The South African Football Association was founded on 8 December, 1991, the culmination of a long unity process that was to rid the sport in South Africa of all its past racial division.
Four disparate units came together to form the organisation in Johannesburg to set South African soccer on the road to a return to international competition after a lifetime of apartheid in soccer.
They were the Football Association of South Africa, the South African Soccer Association, the South African Soccer Federation and the South African National Football Association, who later withdrew from the process only to return again two years later.
It was only natural that the game finally be united as the sport of soccer had long led the way into breaking the tight grip of racial oppression, written into South Africas laws by its successive apartheid governments.
A delegation of the SAFA received a standing ovation at the congress of the Confederation of African Football (CAF) in Dakar, Senegal a month later, where the South Africa were accorded observer status. South Africas membership of the world governing body FIFA was confirmed at their congress in Zurich in June, 1992.
Membership of CAF followed automatically and South Africa were back on the world stage.
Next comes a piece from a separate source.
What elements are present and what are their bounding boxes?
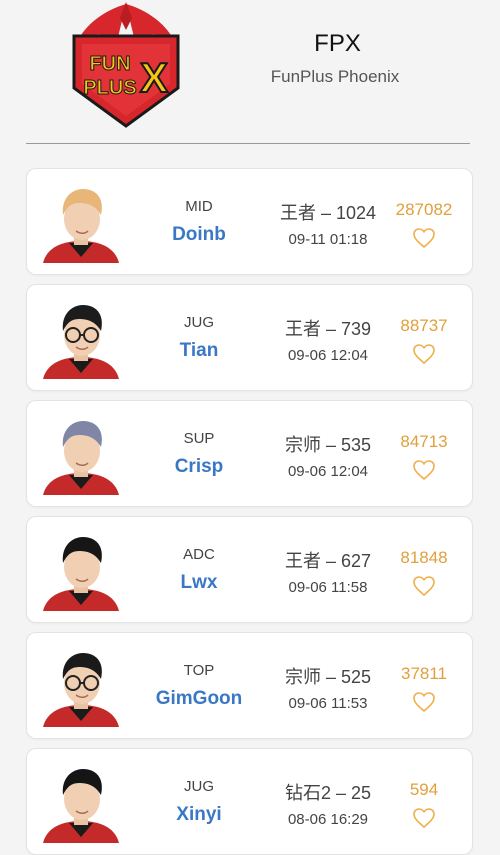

Within a month the country hosted their first international match as World Cup quarterfinalists Cameroon came to play in three matches to celebrate the unity process. In September, 1992, South Africa played its first junior international against Botswana at under-16 level in Lenasia and to date the country has entered a team in each of FIFA and CAFs competitions, from under-17 to national team level, and also for the womens team.
In the short space of six years, SAFA has achieved remarkable success with qualification for the World Cup finals in France in 1998, the title of African champions at the 1996 African Nations Cup finals, which the country hosted, and the runners-up berth in Burkina Faso two years later.
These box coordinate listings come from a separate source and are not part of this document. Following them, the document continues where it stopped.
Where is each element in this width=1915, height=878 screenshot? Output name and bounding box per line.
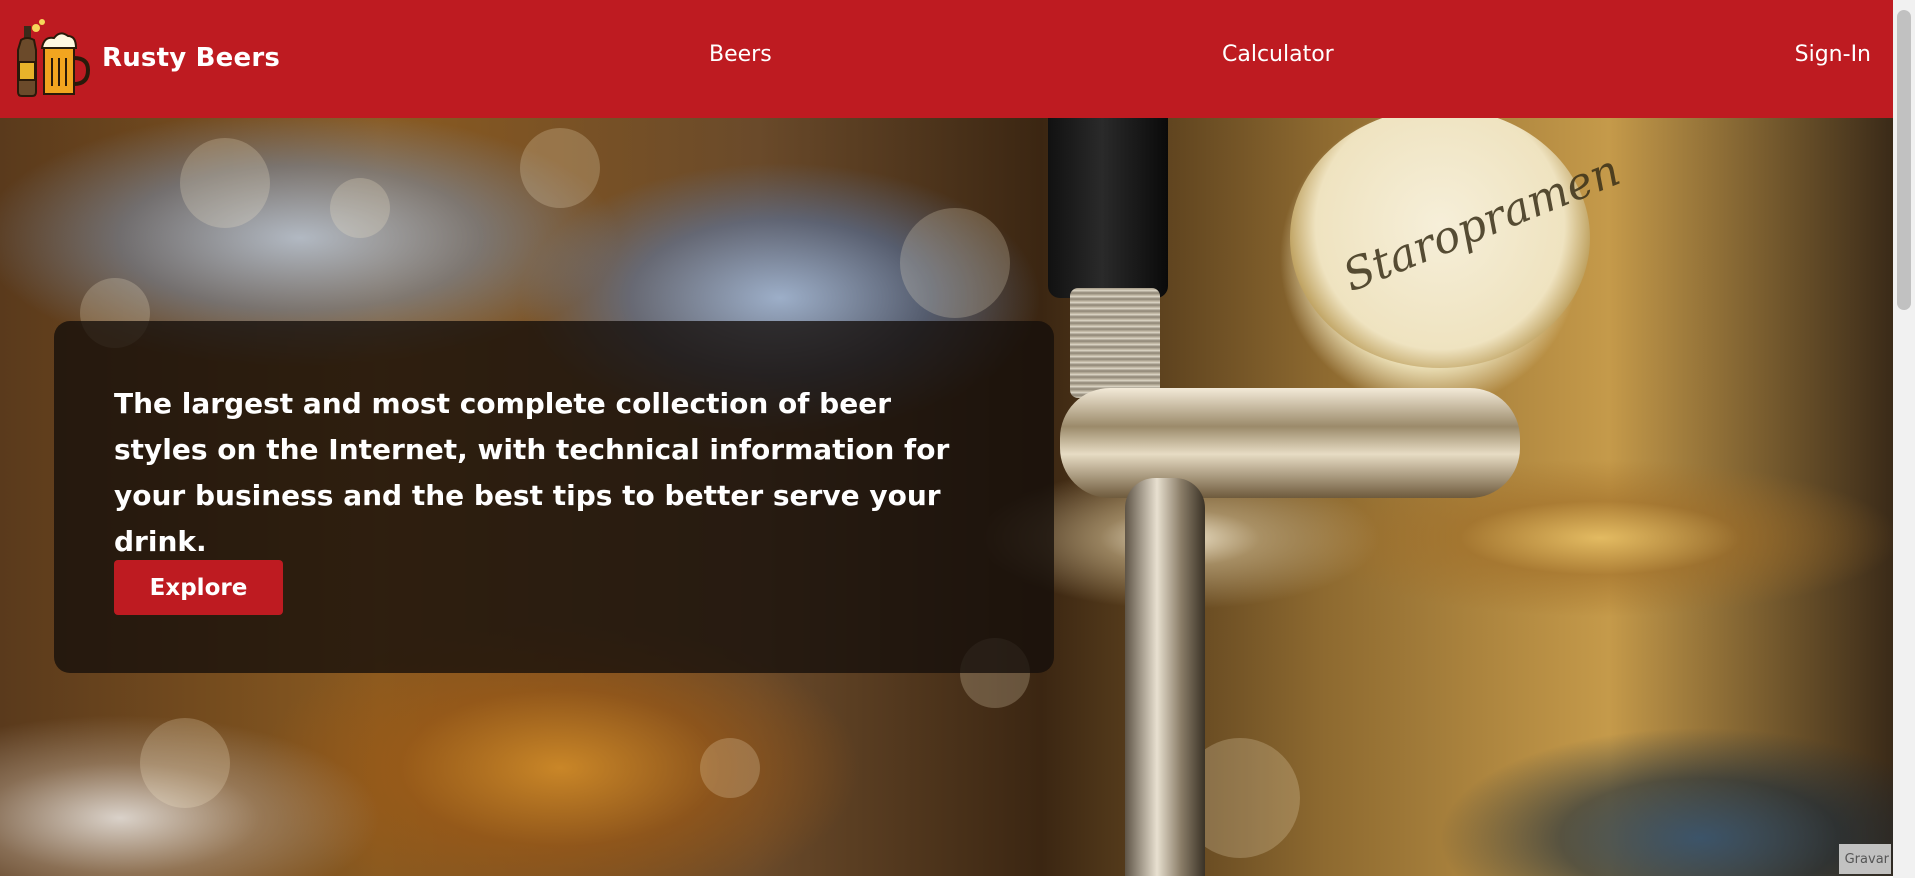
vertical-scrollbar[interactable] <box>1893 0 1915 878</box>
nav-link-calculator[interactable]: Calculator <box>1222 42 1334 67</box>
nav-link-sign-in[interactable]: Sign-In <box>1795 42 1871 67</box>
brand-name: Rusty Beers <box>102 43 281 73</box>
brand-home-link[interactable]: Rusty Beers <box>14 18 280 98</box>
beer-bottle-and-mug-icon <box>14 18 90 98</box>
page-viewport: Rusty Beers Beers Calculator Sign-In Sta… <box>0 0 1893 876</box>
hero-headline: The largest and most complete collection… <box>114 387 950 558</box>
scrollbar-thumb[interactable] <box>1897 10 1911 310</box>
nav-link-beers[interactable]: Beers <box>709 42 772 67</box>
top-navbar: Rusty Beers Beers Calculator Sign-In <box>0 0 1893 118</box>
hero-overlay-card: The largest and most complete collection… <box>54 321 1054 673</box>
explore-button[interactable]: Explore <box>114 560 283 615</box>
image-watermark: Gravar <box>1839 844 1891 874</box>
At under-20 level, South Africa were runners-up at the 1997 African championships in Morocco and qualified to play in the world under-20 championships in Malaysia.
At club level, Orlando Pirates won the prestigious African Champions Cup in 1995, the first club from the southern African region to take the title in more than 30 years of competition. Pirates were playing in the event for the first time and won the title away from home in the Ivory Coast to further amplify the magnificence of the victory.
Behind the scenes, SAFA has worked long and hard to provide the structures to take football to all levels of the South African community. There are now national age-group competitions from under-12 level up, qualified coaches working around the country and nine provincial affiliates, who are further divided into 25 regions.
A democratically-elected executive 21-person committee, headed by president Molefi Oliphant, oversees the running of a large staff operation.
Oliphant is the third president of SAFA since its formation. Mluleki George, served as the interim Chairman for the first year (1991-1992) of the existence of the Association. Professor Lesole Gadinabokao was the first president, serving from 1992 to 1994 while Solomon Morewa served as executive president until his resignation in January 1997.
Oliphant also serves on the technical committee of CAF while CEO Danny Jordaan has been co-opted as an official for FIFA, notably at the world under-20 championship sin Malaysia in 1997.
SAFA’s biggest successes, however, have been the achievements of its national teams. Bafana Bafana, the Under-23 National Team and Banyana Banyana (Women’s Senior National Team) have become dynamic social phenomena in the country, arguably the biggest social movement in the nation.
The countrys national team has won extraordinary support from the people and served to build bridges between communities.